There are over 50,000 GPs in the UK who are literally, glorified PAs to consultants. The treat almost nothing. They practice, literally, no medicine at all. Either make them do actual work, like stitching up patients, treating burns, minor operations or get rid of them and replace them with GPT 4o and a booking system.
In 1948 healthcare was run by consultants and matrons who had seen combat in WW1 and WW2. They had a sense of duty and had coped with the stress of combat. Matron and nurses trained in the top teaching hospitals had been had been commissioned officers and were the daughters of officers. Matron could hire and fire porters, cooks, cleaners and laundary staff. Matron had a clerk to run the stores who answered to her. Shop stewards of un and semi skilled staff did not like taking orders from upper middle nurses who had been commissioned officers so management was brought in. Matrons lost the power of hire and fire. By the 1970s matrons reported to managers who had deputies and clerks.
Wes Streeting stated the obvious when he said “our NHS” was “broken”.
The current model is vastly bureaucratic and wasteful. It’s unsustainable – and far from “free”.
The UK must rationally reach a cross-party consensus on the alternative. There is no need to take an eternity pondering alternatives as good templates exist internationally.
The most plausible model is some form of insurance-based health provision such as exists in France and the Netherlands.
Successfully moving to a new model will take outstanding leadership more than money.
Firstly A&E should not accept patients who are drunk or on drugs. Police stations should have drunk tanks for them to stay until they sober up then decide if they actually need medical treatment.
People who present with a cut finger should be sent away in the first 5 minutes.

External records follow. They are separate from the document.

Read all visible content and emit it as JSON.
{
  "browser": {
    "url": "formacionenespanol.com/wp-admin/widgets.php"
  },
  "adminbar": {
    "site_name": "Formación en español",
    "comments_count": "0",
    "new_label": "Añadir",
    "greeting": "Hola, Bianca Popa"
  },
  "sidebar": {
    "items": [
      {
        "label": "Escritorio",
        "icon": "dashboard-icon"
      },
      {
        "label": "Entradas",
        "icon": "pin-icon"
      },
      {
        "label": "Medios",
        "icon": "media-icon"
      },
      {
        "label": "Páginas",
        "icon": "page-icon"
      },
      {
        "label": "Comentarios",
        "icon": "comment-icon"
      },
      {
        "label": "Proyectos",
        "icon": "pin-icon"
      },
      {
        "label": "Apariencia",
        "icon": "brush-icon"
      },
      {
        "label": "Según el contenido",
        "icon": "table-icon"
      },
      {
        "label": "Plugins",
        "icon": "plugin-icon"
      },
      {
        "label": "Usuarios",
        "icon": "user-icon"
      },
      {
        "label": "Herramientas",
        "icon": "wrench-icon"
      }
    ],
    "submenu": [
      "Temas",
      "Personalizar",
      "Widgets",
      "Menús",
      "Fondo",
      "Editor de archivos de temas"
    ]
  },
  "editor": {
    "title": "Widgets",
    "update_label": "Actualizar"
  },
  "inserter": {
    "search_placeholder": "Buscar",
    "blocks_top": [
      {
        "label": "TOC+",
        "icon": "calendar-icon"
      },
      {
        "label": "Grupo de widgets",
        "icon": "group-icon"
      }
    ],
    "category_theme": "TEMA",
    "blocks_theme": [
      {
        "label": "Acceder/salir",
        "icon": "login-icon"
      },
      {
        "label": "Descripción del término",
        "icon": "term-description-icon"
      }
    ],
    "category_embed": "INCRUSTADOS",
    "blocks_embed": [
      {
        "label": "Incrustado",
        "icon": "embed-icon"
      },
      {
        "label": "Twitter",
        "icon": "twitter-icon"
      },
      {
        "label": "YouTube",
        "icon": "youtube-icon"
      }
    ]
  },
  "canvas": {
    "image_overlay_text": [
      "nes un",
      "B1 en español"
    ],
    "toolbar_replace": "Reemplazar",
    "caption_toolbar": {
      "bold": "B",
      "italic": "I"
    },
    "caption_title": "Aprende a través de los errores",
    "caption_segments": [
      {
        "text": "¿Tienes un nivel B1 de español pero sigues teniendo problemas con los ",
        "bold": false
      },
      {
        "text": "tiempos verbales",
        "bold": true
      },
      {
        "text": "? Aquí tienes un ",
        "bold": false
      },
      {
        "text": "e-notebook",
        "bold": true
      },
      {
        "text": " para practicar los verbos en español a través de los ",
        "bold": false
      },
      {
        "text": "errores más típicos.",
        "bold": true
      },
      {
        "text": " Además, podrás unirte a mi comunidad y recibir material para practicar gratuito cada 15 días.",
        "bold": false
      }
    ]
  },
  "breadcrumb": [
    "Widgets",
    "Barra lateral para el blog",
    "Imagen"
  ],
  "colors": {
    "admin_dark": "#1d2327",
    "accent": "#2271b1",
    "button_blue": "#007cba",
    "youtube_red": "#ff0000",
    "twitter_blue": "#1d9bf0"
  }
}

But most of this isn’t the NHS’s problem. It’s a social care problem. And as the boomers age it’s just going to get worse. Many of that generation are divorced and alone. It’s not just about money. It’s about devising a system.
Labour needs at least 2 terms to do this. Tories had 14 YEARS and did squat.
Experience of the health care worker from the article:
“Every week, I see patients presenting with medical conditions ordinarily not seen in this hemisphere or century because they’re not being treated until it’s almost too late.”
Those with eyes to see saw this coming a long time ago.
Perhaps it was said best by the Dowager Countess of Grantham –
“For years I’ve watched governments take control of our lives. And their argument is always the same. Fewer costs, greater efficiency. But the result is always the same too. Less control by the people, more control by the State. Until the individual’s own wishes count for nothing.”
Methinks it might be a good thing for Britian that the NHS should fail – utterly and completely.
The A&E at Queen’s was built for 300 people a day. In March, the average daily attendance was more than 600.”
This is the direct consequence of mass migration.